When I look back on my recent Mac Mini and iMac setup experiences, it was a delight turning them on and not having to deal with crapware – not having to deal with system performance degradation from the unnecessary use of system cycles – not having to uninstall anything. That’s how a users first experience with a computer should be.
Hell has officially frozen over. After 28 years of PC ownership, I purchased my first Apple computer yesterday – a mac mini.

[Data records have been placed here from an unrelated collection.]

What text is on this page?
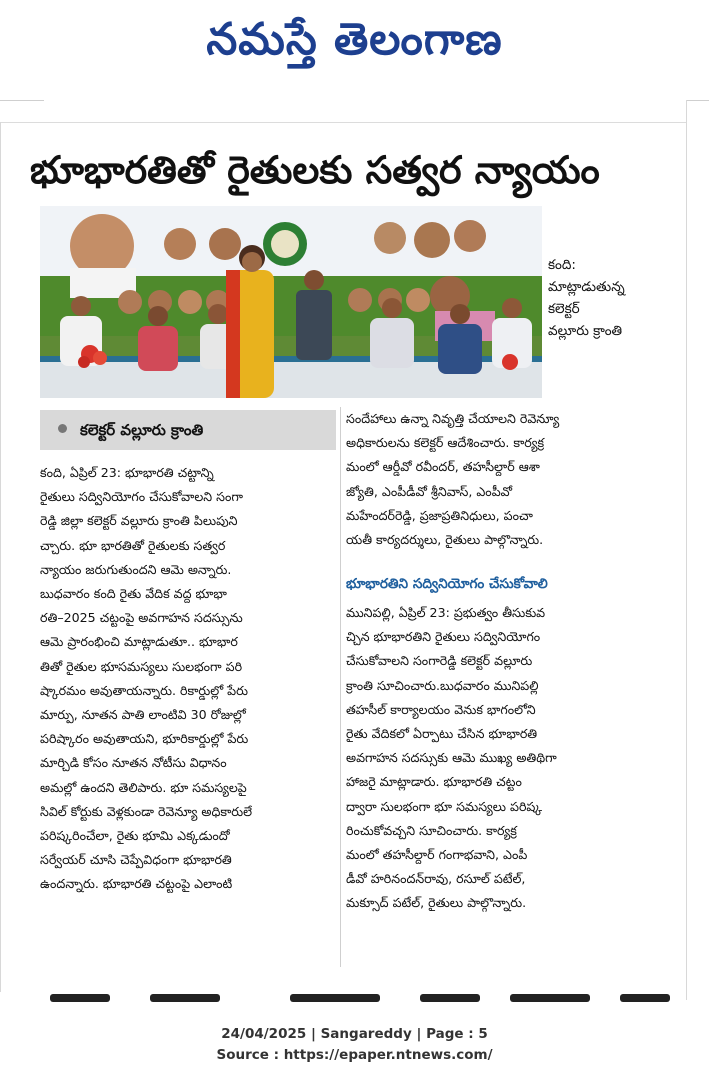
నమస్తే తెలంగాణ
భూభారతితో రైతులకు సత్వర న్యాయం
కంది:
మాట్లాడుతున్న
కలెక్టర్
వల్లూరు క్రాంతి
కలెక్టర్ వల్లూరు క్రాంతి
కంది, ఏప్రిల్ 23: భూభారతి చట్టాన్ని
రైతులు సద్వినియోగం చేసుకోవాలని సంగా
రెడ్డి జిల్లా కలెక్టర్ వల్లూరు క్రాంతి పిలుపుని
చ్చారు. భూ భారతితో రైతులకు సత్వర
న్యాయం జరుగుతుందని ఆమె అన్నారు.
బుధవారం కంది రైతు వేదిక వద్ద భూభా
రతి–2025 చట్టంపై అవగాహన సదస్సును
ఆమె ప్రారంభించి మాట్లాడుతూ.. భూభార
తితో రైతుల భూసమస్యలు సులభంగా పరి
ష్కారమం అవుతాయన్నారు. రికార్డుల్లో పేరు
మార్పు, నూతన పాతి లాంటివి 30 రోజుల్లో
పరిష్కారం అవుతాయని, భూరికార్డుల్లో పేరు
మార్చిడి కోసం నూతన నోటీసు విధానం
అమల్లో ఉందని తెలిపారు. భూ సమస్యలపై
సివిల్ కోర్టుకు వెళ్లకుండా రెవెన్యూ అధికారులే
పరిష్కరించేలా, రైతు భూమి ఎక్కడుందో
సర్వేయర్ చూసి చెప్పేవిధంగా భూభారతి
ఉందన్నారు. భూభారతి చట్టంపై ఎలాంటి
సందేహాలు ఉన్నా నివృత్తి చేయాలని రెవెన్యూ
అధికారులను కలెక్టర్ ఆదేశించారు. కార్యక్ర
మంలో ఆర్డీవో రవీందర్, తహసీల్దార్ ఆశా
జ్యోతి, ఎంపీడీవో శ్రీనివాస్, ఎంపీవో
మహేందర్‌రెడ్డి, ప్రజాప్రతినిధులు, పంచా
యతీ కార్యదర్శులు, రైతులు పాల్గొన్నారు.
భూభారతిని సద్వినియోగం చేసుకోవాలి
మునిపల్లి, ఏప్రిల్ 23: ప్రభుత్వం తీసుకువ
చ్చిన భూభారతిని రైతులు సద్వినియోగం
చేసుకోవాలని సంగారెడ్డి కలెక్టర్ వల్లూరు
క్రాంతి సూచించారు.బుధవారం మునిపల్లి
తహసీల్ కార్యాలయం వెనుక భాగంలోని
రైతు వేదికలో ఏర్పాటు చేసిన భూభారతి
అవగాహన సదస్సుకు ఆమె ముఖ్య అతిథిగా
హాజరై మాట్లాడారు. భూభారతి చట్టం
ద్వారా సులభంగా భూ సమస్యలు పరిష్క
రించుకోవచ్చని సూచించారు. కార్యక్ర
మంలో తహసీల్దార్ గంగాభవాని, ఎంపీ
డీవో హరినందన్‌రావు, రసూల్ పటేల్,
మక్సూద్ పటేల్, రైతులు పాల్గొన్నారు.
24/04/2025 | Sangareddy | Page : 5
Source : https://epaper.ntnews.com/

I’d like to try my hand at developing iPhone Apps for the App Store. The SDK only works on the Apple platform (no SDK for you, PC developers). The big challenge for me won’t be the iPhone SDK so much as figuring out how to use a Mac. I’ve never spent more than a few frustrating minutes with the platform.
The Mac Mini Decision
Originally I was going to purchase an iMac hoping that I could use it in my growing array of PC monitors (ie: use its screen to switch back and forth between the iMac and just another screen in my array of PC screens). But, there’s no VGA, DVI or any other video input on the thing.
After an hour or so on the iPhone Developer site on my own and then another half hour with an Apple Store rep, we determined that the Mac Mini must be able to run the iPhone App SDK. Hence, as the cheapest way to go I decided that the Mac Mini was the best bet. After all, I have no intention to use the thing for anything other than Apple App development. And if it doesn’t meet my needs I have 14 days to return it.
I was a bit surprised that the Mac Mini doesn’t even come with a keyboard or a mouse. The Mac Mini was $649. The two extra peripherals were $49 each. And it cost me $99 fee to join the iPhone Developer Program. For $846 plus tax, I’m off.